I am sure that politicians would gladly bring on these "changes," with the concomitant reductions in staff and budgets that the adoption of private sector idiocies would entail. Lest we forget, the private sector drove this economy into the worst depression since 1929. Yet some librarians want to emulate these practices? I don't think so.
Breezy but serious
I was surprised to see Margaret-Heilbrun discourage libraries from buying Short Cuts: A Guide to Oaths, Ring Tones, Ransom Notes, Famous Last Words, and Other Forms of Minimalist Communication ("Short Takes: Language," LJ 8/10, p. 88). She states that the book is only "paragraph after paragraph of information," without having been "sifted, connected, contextualized, or edited." This seems an odd complaint, like bemoaning a dictionary not having an overarching story. The co-authors state in their preface that they have made a guide to the geography and cultural history of abbreviated discourse, and the book lives up to this promise.

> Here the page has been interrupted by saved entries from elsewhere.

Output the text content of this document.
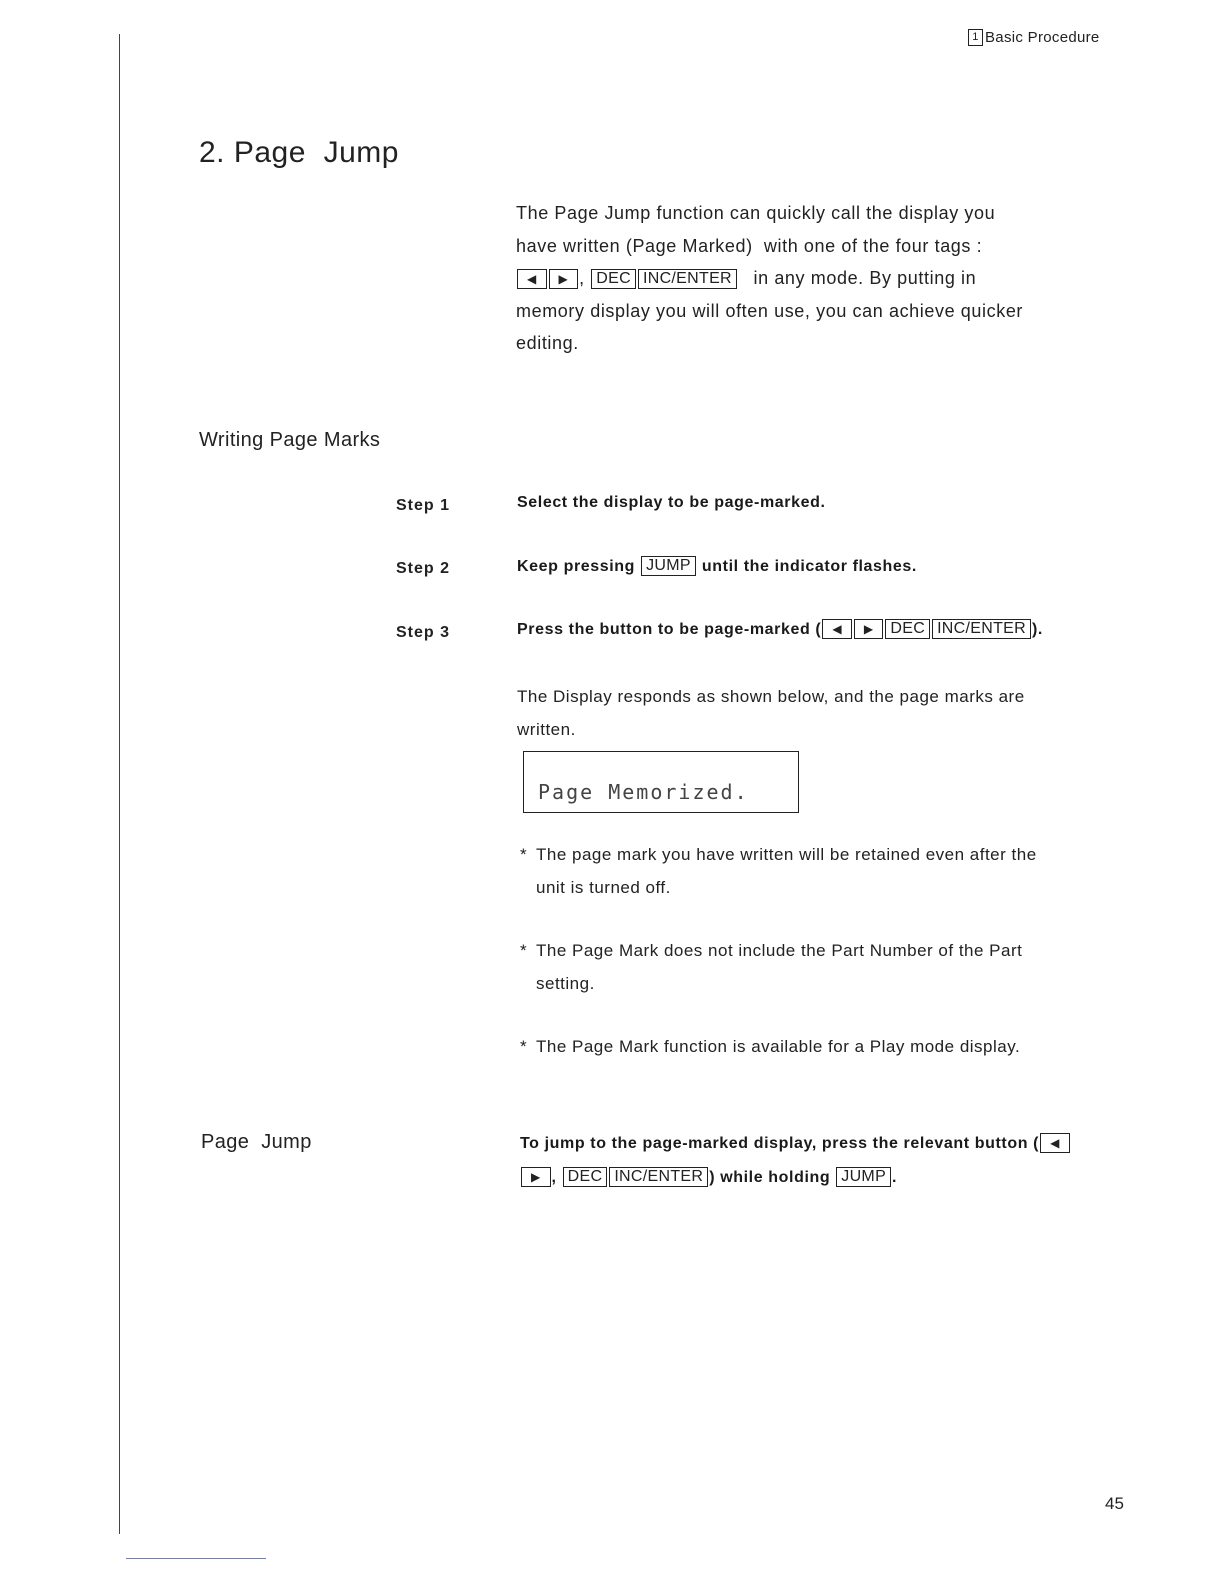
1 Basic Procedure
2. Page  Jump
The Page Jump function can quickly call the display you
have written (Page Marked)  with one of the four tags :
◀ ▶ , DEC INC/ENTER in any mode. By putting in
memory display you will often use, you can achieve quicker
editing.
Writing Page Marks
Step 1	Select the display to be page-marked.
Step 2	Keep pressing JUMP until the indicator flashes.
Step 3	Press the button to be page-marked ( ◀ ▶ DEC INC/ENTER ).
The Display responds as shown below, and the page marks are
written.
Page Memorized.
* The page mark you have written will be retained even after the
unit is turned off.
* The Page Mark does not include the Part Number of the Part
setting.
* The Page Mark function is available for a Play mode display.
Page  Jump	To jump to the page-marked display, press the relevant button ( ◀
▶ , DEC INC/ENTER ) while holding JUMP .
45
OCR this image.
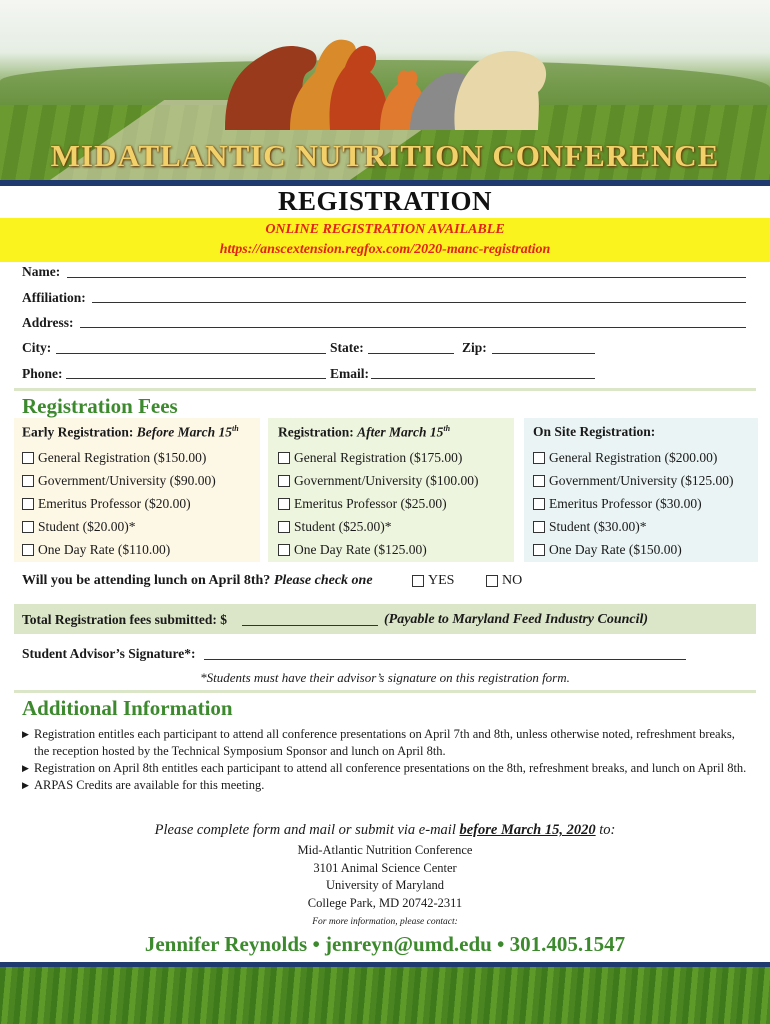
MIDATLANTIC NUTRITION CONFERENCE
REGISTRATION
ONLINE REGISTRATION AVAILABLE
https://anscextension.regfox.com/2020-manc-registration
Name:
Affiliation:
Address:
City:	State:	Zip:
Phone:	Email:
Registration Fees
Early Registration: Before March 15th
General Registration ($150.00)
Government/University ($90.00)
Emeritus Professor ($20.00)
Student ($20.00)*
One Day Rate ($110.00)
Registration: After March 15th
General Registration ($175.00)
Government/University ($100.00)
Emeritus Professor ($25.00)
Student ($25.00)*
One Day Rate ($125.00)
On Site Registration:
General Registration ($200.00)
Government/University ($125.00)
Emeritus Professor ($30.00)
Student ($30.00)*
One Day Rate ($150.00)
Will you be attending lunch on April 8th? Please check one	YES	NO
Total Registration fees submitted: $	(Payable to Maryland Feed Industry Council)
Student Advisor’s Signature*:
*Students must have their advisor’s signature on this registration form.
Additional Information
▶ Registration entitles each participant to attend all conference presentations on April 7th and 8th, unless otherwise noted, refreshment breaks, the reception hosted by the Technical Symposium Sponsor and lunch on April 8th.
▶ Registration on April 8th entitles each participant to attend all conference presentations on the 8th, refreshment breaks, and lunch on April 8th.
▶ ARPAS Credits are available for this meeting.
Please complete form and mail or submit via e-mail before March 15, 2020 to:
Mid-Atlantic Nutrition Conference
3101 Animal Science Center
University of Maryland
College Park, MD 20742-2311
For more information, please contact:
Jennifer Reynolds • jenreyn@umd.edu • 301.405.1547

Like the other books by the Humez brothers (A B C Et Cetera: The Life and Times of the Roman Alphabet, Zero to Lazy Eight: The Romance of Numbers, On the Dot: The Speck That Changed the World), this one is both funny and informative. Yes, it sometimes feels as though the authors want to include everything and the kitchen sink—and the instructions for putting the sink together and a history of plumbing—but that's part of the pleasure of their books. They are lighthearted but take their obligation to their subjects seriously. I plan to continue to order Humez titles for my library despite Heilbrun's review, and I expect that our undergraduates will continue to turn to them regularly when they need a breezy but well-researched and informative topic overview.
In case it matters, I should say that I know Nick Humez professionally: we both write for Verbatim: The Language Quarterly, Nick far more regularly than I. Because I enjoyed his articles in Verbatim, I began seeking out his books for my library and myself.
Transforming tradition
Barbara Hoffert's "Every Reader a Reviewer" (LJ 9/1/10, p. 22–25) addressed nicely the changing landscape of reviewing, which mirrors that of book publishing. Along with the proliferation of self-published books has come a large growth in self-published reviews. The web has certainly paved the way for everyone to be a reviewer, or, for that matter, an author.
Hoffert nicely encapsulates this by demonstrating that everyone is also an LJ feature article writer. Well, this might be an exaggeration, but I believe the article's strength was due to the input from those of us in the reviewing and library universes. In a sense, the article was like a spirited interactive blog....
I spend a lot of time trolling Amazon for reviews. As might be expected, many of them are terrible, nothing more than posturing. But many of the reviews are excellent, and some are among the best written, surpassing those of well-known authors who use reviews to promote their own soapboxes.
I hope LJ will continue to offer forums on how technologies are not only introducing new services but transforming traditional ones.